Hay veces que uno puede elegir, no siempre. Y no me atrevo a afirmar que sean las ocasiones en que experimentemos
En la novela La carretera, de Cormac Macarthy, un padre huye con su hijo pequeño hacia el sur para evitar que el invierno vuelva a agarrarlos sin chances de sobrevivir en circunstancias extremas: la catastrófica destrucción de la civilización, y de la naturaleza que le es consubstancia. Vagando entre seres y paisajes en ruina, el padre extrema su instinto de sobrevivencia mientras el niño le exige, hasta el final, “ser buenos”, ser “de los buenos”. Pero ¿qué cosa es ser de los buenos cuando todo proyecto colectivo se ha disuelto? Si el hombre busca salvar al niño del hambre y el frío, el niño exige que esa salvación tenga la forma de una interrogación abierta.
Sucede que existen buenas razones, verdaderamente buenas, para la servidumbre y hasta para morir. Este es el asunto, creo, al que remite la salvación. Sea que la utilicen los evangelistas para congregar, que refiera a alguien que hizo fortuna fácil, o constituya una estructura interna de ciertos usos laicos de la promesa, suponemos –con el padre y el hijo en la carretera- la existencia de una suerte de salvación atea.

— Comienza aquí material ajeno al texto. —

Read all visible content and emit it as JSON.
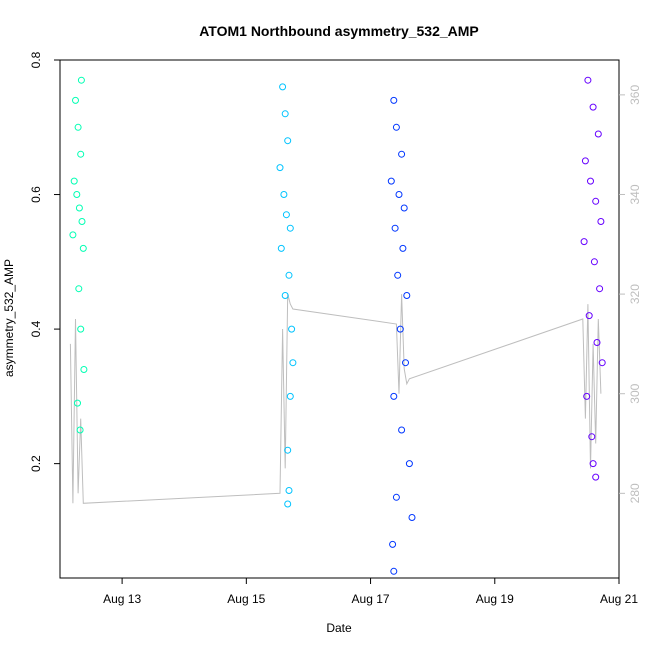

Para esta variante atea podríamos utilizar la expresión de rescate. Tan útil para describir una resistencia a las adicciones más pesadas (a las drogas, al alcohol, a las pastillas), o bien al destino de miseria, del choreo, o del laburo y de la banalidad. Si la adicción posee la estructura de la esclavitud (un objeto ajeno me da la norma de vida), el destino social encubre el peso de una condena certificada por las instituciones colectivas. Existen, como no, términos más finos como “emancipación”, pero los dejamos de lado por su (in)voluntaria remisión utópico-política.
Esos seres paradojales -resistentes ateos en busca de su salvación- no hablan de rescate en cualquier sentido, sino de un rescata/se: desdoblamiento del yo por el cual “uno” mismo puede salvar-“se”, o rescatar ese poder impersonal abismado.
Retornado de la perdición misma, y hecha con sus mismos materiales, la operación atea del rescate no parte de un sujeto fuerte o de ideales eternos, sin organizarse a partir de una activación esencial de una diferencia efectiva, cualquiera sea: se rescata el que aprende a dar (nuevo) curso a su resistencia.
Cuando lo político no incorpora esta dimensión salvífica, la palabra social desafectada forma parte de la condena misma, o de aquello a lo que es necesario aprender a resistir. Conatus en guerra: cuando tales resistencias aspiran a formas colectivas, ¿de qué clase de representaciones precisan? ¿Sólo la literatura nos apremia?